Оно сопровождалось металлическим лязгом и жалобными стонами. Сияние померкло, но не исчезло. Сенешаль кинул быстрый взгляд в ту сторону, но не проявил особого беспокойства, даже когда — через несколько мгновений — мимо побежали толпы служек с ведрами воды и песка, с пожарными топориками, с носилками и одеялами.
— Теперь о другом, — сказал Квисс, когда впереди показалось место, где был брошен в котел лживый коротышка. — Притом что у вас тут столько подвижного оборудования, — он обвел рукой плывущие сверху канаты и цепи с кухонной утварью, — притом, что есть даже часовой механизм со сложными передачами, притом, что в стеклянных полах проложена сложнейшая система водоснабжения…
— Ну-ну? — перебил сенешаль. Квисс стиснул зубы:
— Почему нельзя подавать нам еду, пока она не остыла?
Они как раз проходили мимо котла, в который Квисс зашвырнул вероломного служку. Как ни странно, существо оказалось весьма живучим: оно сидело поблизости с самым жалким видом, дрожа мелкой дрожью, а толпившиеся вокруг собратья обсушивали его тряпками. Подручный повара руководил чисткой плиты вокруг котла и подготовкой новых порций провизии взамен расплескавшейся похлебки. Сенешаль остановился, придирчиво следя за ходом работ. Служки зашевелились еще проворнее. Искупавшееся в котле создание вконец обезумело от страха при виде великана-мучителя: оно затряслось так, что во все стороны полетели капли варева, как вода с отряхнувшейся собачонки.
— Путь наверх не близок, — объяснил сенешаль.
— Так соорудите простейший подъемник — то, что называется «немой официант».
— Это бы… — Сенешаль замолчал, наблюдая за подручным повара: тот опустил в котел черпак на длинной ручке и поднес ко рту, одобрительно кивнул и начал спускаться с приставной лестницы, а сенешаль продолжил: — …противоречило традициям.
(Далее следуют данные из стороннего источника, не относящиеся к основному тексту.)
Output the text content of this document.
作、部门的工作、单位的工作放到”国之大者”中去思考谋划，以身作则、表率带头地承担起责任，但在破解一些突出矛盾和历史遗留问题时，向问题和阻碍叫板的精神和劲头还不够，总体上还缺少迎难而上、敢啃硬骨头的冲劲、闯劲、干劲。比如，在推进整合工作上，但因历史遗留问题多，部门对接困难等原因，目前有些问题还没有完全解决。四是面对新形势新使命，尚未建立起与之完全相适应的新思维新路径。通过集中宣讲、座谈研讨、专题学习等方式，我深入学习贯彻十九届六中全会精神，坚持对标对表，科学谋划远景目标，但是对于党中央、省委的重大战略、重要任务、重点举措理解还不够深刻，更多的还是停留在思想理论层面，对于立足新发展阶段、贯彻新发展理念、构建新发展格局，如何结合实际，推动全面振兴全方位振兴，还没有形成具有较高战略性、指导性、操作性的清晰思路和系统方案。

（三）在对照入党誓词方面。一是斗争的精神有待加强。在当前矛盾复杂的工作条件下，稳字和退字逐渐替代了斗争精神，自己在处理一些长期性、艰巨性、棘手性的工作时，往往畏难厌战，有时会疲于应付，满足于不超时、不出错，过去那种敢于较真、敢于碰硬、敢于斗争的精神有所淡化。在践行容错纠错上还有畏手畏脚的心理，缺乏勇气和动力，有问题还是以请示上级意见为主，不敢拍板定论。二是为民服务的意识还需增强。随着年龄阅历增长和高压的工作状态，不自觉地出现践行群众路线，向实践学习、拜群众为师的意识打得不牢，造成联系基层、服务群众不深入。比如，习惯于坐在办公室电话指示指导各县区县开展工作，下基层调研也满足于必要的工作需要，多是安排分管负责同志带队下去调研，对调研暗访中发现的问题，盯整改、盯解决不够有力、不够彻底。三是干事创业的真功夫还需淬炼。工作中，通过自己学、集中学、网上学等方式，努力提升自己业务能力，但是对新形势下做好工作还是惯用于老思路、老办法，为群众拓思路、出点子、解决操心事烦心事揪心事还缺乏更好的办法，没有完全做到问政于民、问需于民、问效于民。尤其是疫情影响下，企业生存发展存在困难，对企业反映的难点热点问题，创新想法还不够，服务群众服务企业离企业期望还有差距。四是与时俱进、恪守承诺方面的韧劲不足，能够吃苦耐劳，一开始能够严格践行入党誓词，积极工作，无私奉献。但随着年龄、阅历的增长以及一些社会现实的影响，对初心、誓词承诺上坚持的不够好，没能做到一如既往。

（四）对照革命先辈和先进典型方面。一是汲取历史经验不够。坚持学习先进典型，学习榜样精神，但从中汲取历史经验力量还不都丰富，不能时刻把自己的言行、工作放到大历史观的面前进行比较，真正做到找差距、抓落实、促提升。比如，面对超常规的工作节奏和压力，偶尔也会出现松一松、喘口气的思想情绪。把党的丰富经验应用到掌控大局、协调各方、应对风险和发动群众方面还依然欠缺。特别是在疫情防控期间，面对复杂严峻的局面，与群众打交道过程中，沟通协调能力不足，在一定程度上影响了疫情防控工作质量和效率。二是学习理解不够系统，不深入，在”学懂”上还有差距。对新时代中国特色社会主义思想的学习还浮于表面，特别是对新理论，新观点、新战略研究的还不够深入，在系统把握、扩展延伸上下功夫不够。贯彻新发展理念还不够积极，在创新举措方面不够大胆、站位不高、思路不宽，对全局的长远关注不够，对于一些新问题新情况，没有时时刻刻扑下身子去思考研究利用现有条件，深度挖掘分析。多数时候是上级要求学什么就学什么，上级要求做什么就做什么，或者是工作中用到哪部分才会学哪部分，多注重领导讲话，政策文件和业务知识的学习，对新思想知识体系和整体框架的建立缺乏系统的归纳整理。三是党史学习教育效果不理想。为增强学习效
Для наших официантов большая честь — подавать гостям еду. Не могу же я лишить их этой привилегии. «Немой официант» был бы… — Подручный отдал какие-то распоряжения и протянул все тот же черпак с варевом на пробу младшему повару; тогда сенешаль договорил: — …слишком безличным.
— Какая разница! Уж без этих-то личностей я бы преспокойно обошелся, — сказал Квисс, кивая на кухонных служек всевозможных рангов и мастей.
Тем временем подручный повара, почтительно кланяясь, приблизился к сенешалю. Сенешаль ответил легким кивком, а подручный взобрался на кем-то подставленный табурет и что-то шепнул на ухо начальнику. Сенешаль быстро оглядел выловленного из котла служку, вокруг которого продолжались хлопоты, пожал плечами и что-то ответил; тогда подручный повара спрыгнул со стула и повернулся к остальным.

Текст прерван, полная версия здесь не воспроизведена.